Uwiecznieniem całego Weekendu Gwiazd jest niedzielny Mecz Gwiazd, czyli starcie najlepszych zawodników biegających po parkietach NBA wybranych przez kibiców, podzielonych na Konferencję. W 2013 roku swoją dominację po raz kolejny potwierdziła ekipa Zachodu, która po emocjonującym widowisku pokonała Wschód trzeci raz z rzędu!
Spotkanie przez cały czas oscylowało w granicach remisu. Kibice zgromadzeni w hali Toyota Center i przed telewizorami, mogli nacieszyć oczy niesamowitymi akcjami, które są nieodłączną częścią Meczu Gwiazd. Ekipa Zachodu przekonujące prowadzenie objęła dopiero w czwartej kwarcie, a zwycięstwo rzutem trzypunktowym przypieczętował Chris Paul, po którym jego drużyną objęła prowadzenie 139:128.

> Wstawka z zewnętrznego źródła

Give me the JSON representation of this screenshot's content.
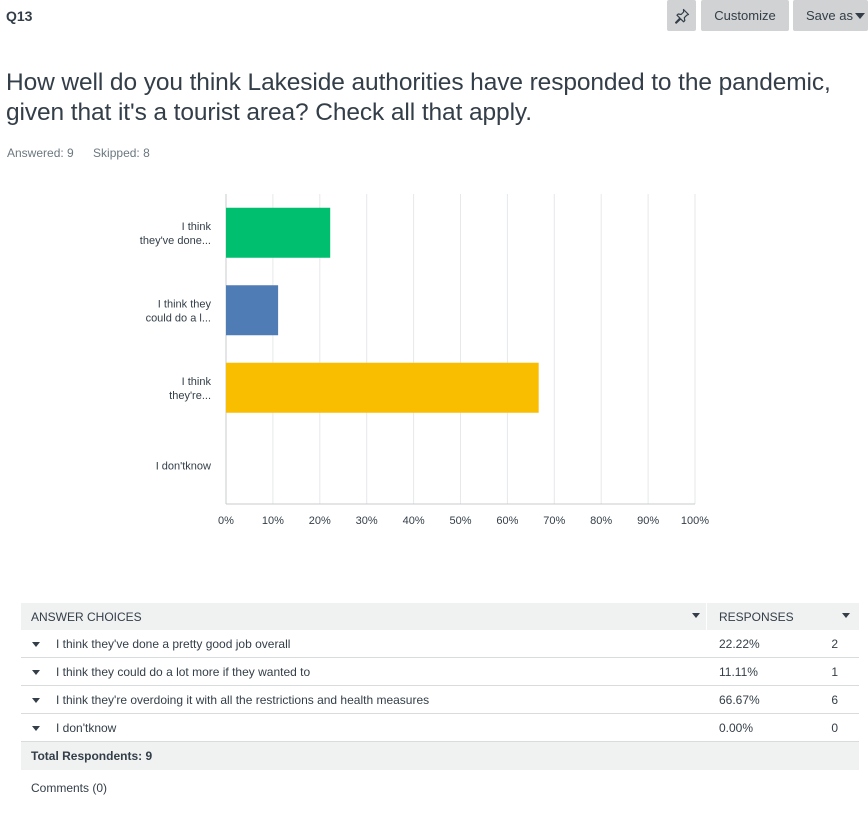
{
  "question": {
    "number": "Q13",
    "title_line1": "How well do you think Lakeside authorities have responded to the pandemic,",
    "title_line2": "given that it's a tourist area? Check all that apply.",
    "answered": "Answered: 9",
    "skipped": "Skipped: 8"
  },
  "toolbar": {
    "pin_icon": "pin-icon",
    "customize_label": "Customize",
    "save_label": "Save as"
  },
  "chart_data": {
    "type": "bar",
    "orientation": "horizontal",
    "categories": [
      [
        "I think",
        "they've done..."
      ],
      [
        "I think they",
        "could do a l..."
      ],
      [
        "I think",
        "they're..."
      ],
      [
        "I don'tknow"
      ]
    ],
    "values": [
      22.22,
      11.11,
      66.67,
      0
    ],
    "colors": [
      "#00bf6f",
      "#507cb6",
      "#f9be00",
      "#6bc8cd"
    ],
    "xlim": [
      0,
      100
    ],
    "xticks": [
      "0%",
      "10%",
      "20%",
      "30%",
      "40%",
      "50%",
      "60%",
      "70%",
      "80%",
      "90%",
      "100%"
    ],
    "grid": true,
    "legend": "none"
  },
  "table": {
    "header_choices": "ANSWER CHOICES",
    "header_responses": "RESPONSES",
    "rows": [
      {
        "label": "I think they've done a pretty good job overall",
        "percent": "22.22%",
        "count": "2"
      },
      {
        "label": "I think they could do a lot more if they wanted to",
        "percent": "11.11%",
        "count": "1"
      },
      {
        "label": "I think they're overdoing it with all the restrictions and health measures",
        "percent": "66.67%",
        "count": "6"
      },
      {
        "label": "I don'tknow",
        "percent": "0.00%",
        "count": "0"
      }
    ],
    "total": "Total Respondents: 9"
  },
  "comments": "Comments (0)"
}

Rozgrywający Los Angeles Clippers świetnie spisywał się w całym spotkaniu. 27-latek błyszczał i popisywał się spektakularnymi podaniami, bawił się z przeciwnikami efektownie kozłując, za co ostatecznie, dość niespodziewanie, ale zasłużenie - okrzyknięty został najlepszym zawodnikiem niedzielnego pojedynku! Paul w sumie zapisał na swoim koncie 20 punktów (7/10 z gry), 15 asyst, 4 przechwyty i odebrał pierwszą w karierze nagrodę MVP! -CP zrobił naprawdę świetną robotę, utrzymując nas w grze - chwalił kolegę po meczu Kevin Durant.

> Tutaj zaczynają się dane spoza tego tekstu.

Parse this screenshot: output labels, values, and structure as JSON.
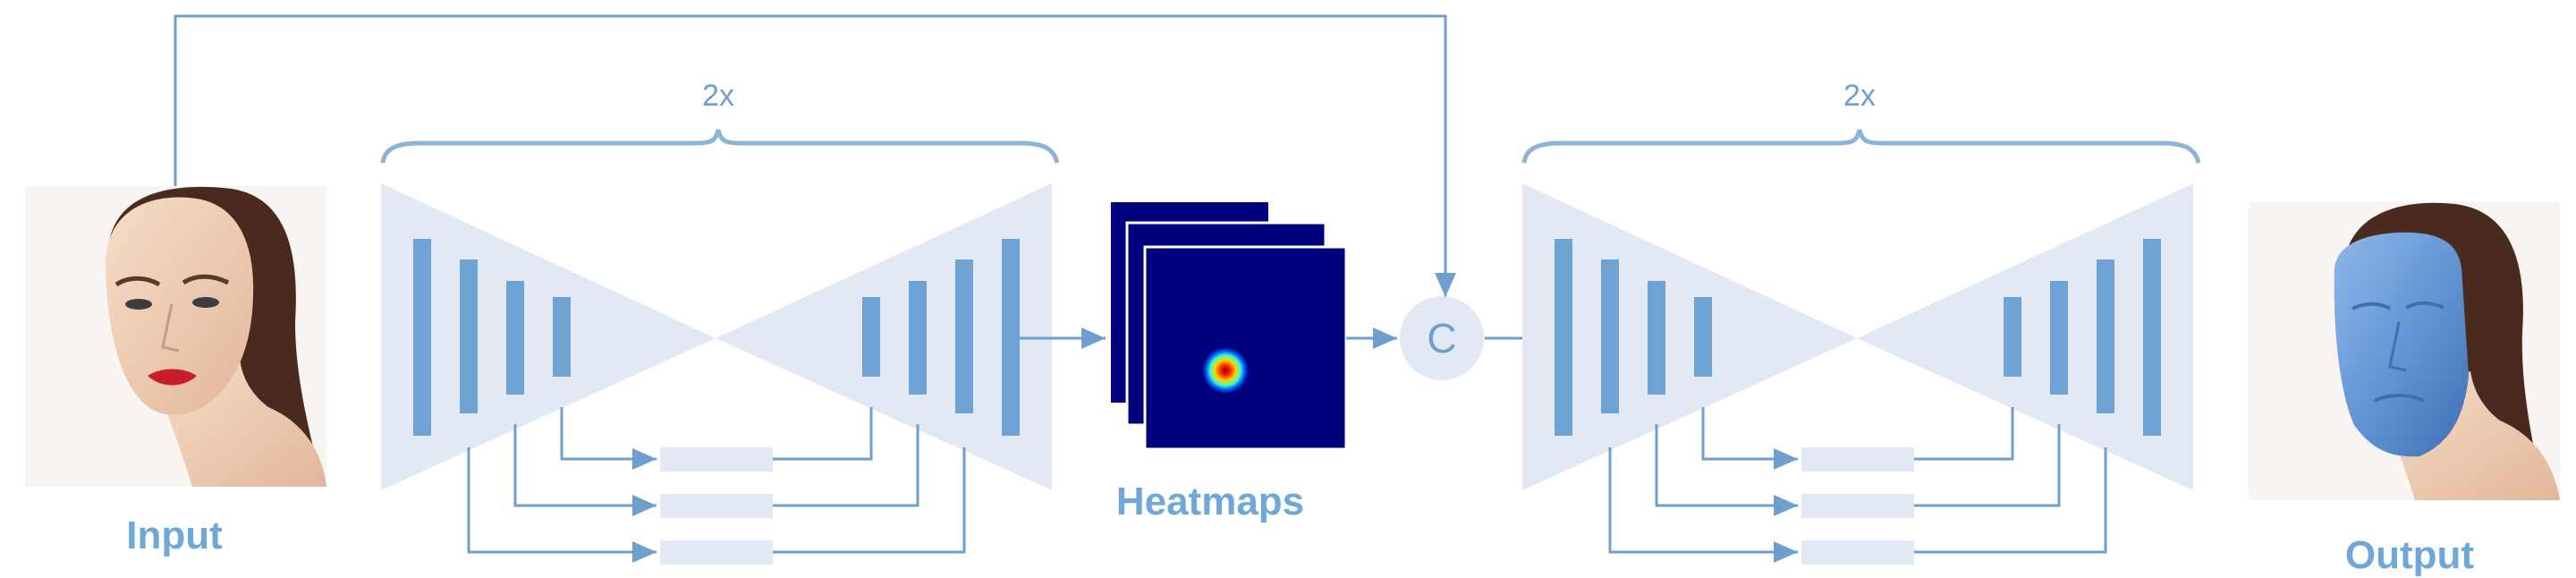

Wyczynu z 2006 roku nie powtórzył natomiast LeBron James, który tym razem trafił tylko 7 z 18 rzutów z gry, co dało mu w sumie 19 "oczek". Liderowi Miami Heat życie skutecznie utrudniał jednak Kobe Bryant. - Myślę, że jako zespół w końcówce graliśmy naprawdę dobrze w obronie. Kobe dzielił się piłką. Trudno jest powstrzymać LeBrona, ale on się mocno starał - mówił o postawie lidera Los Angeles Lakers Durant.
Po stronie wygranych 30 punktów zdobył Kevin Durant, a 9 z 11 rzutów trafił Blake Griffin. Dla Wschodu 26 punktów i 12 zbiórek uzbierał natomiast Carmelo Anthony, a bardzo dobre spotkanie rozegrał również Dwyane Wade, autor 21 "oczek".
Warto wspomnieć jeszcze o niecodziennym widoku Dwighta Howarda rzucającego zza łuku. Może center Jeziorowców powinien spróbować tego w ligowych pojedynkach?
Zachód - Wschód 143:138 (31:26, 38:39, 39:39, 35:34)
Zachód:
Durant 30, Paul 20, Griffin 19, Harden 15, Westbrook 14, Paker 13, Howard 9, Bryant 9, Lee 6, Randolph 6, Duncan 2, Aldridge 0.
Wschód: Anthony 26, Wade 21, James 19, George 17, Irving 15, Deng 10, Noah 8, Chandler 7, Bosh 6, Holiday 6, Lopez 3, Garnett 0.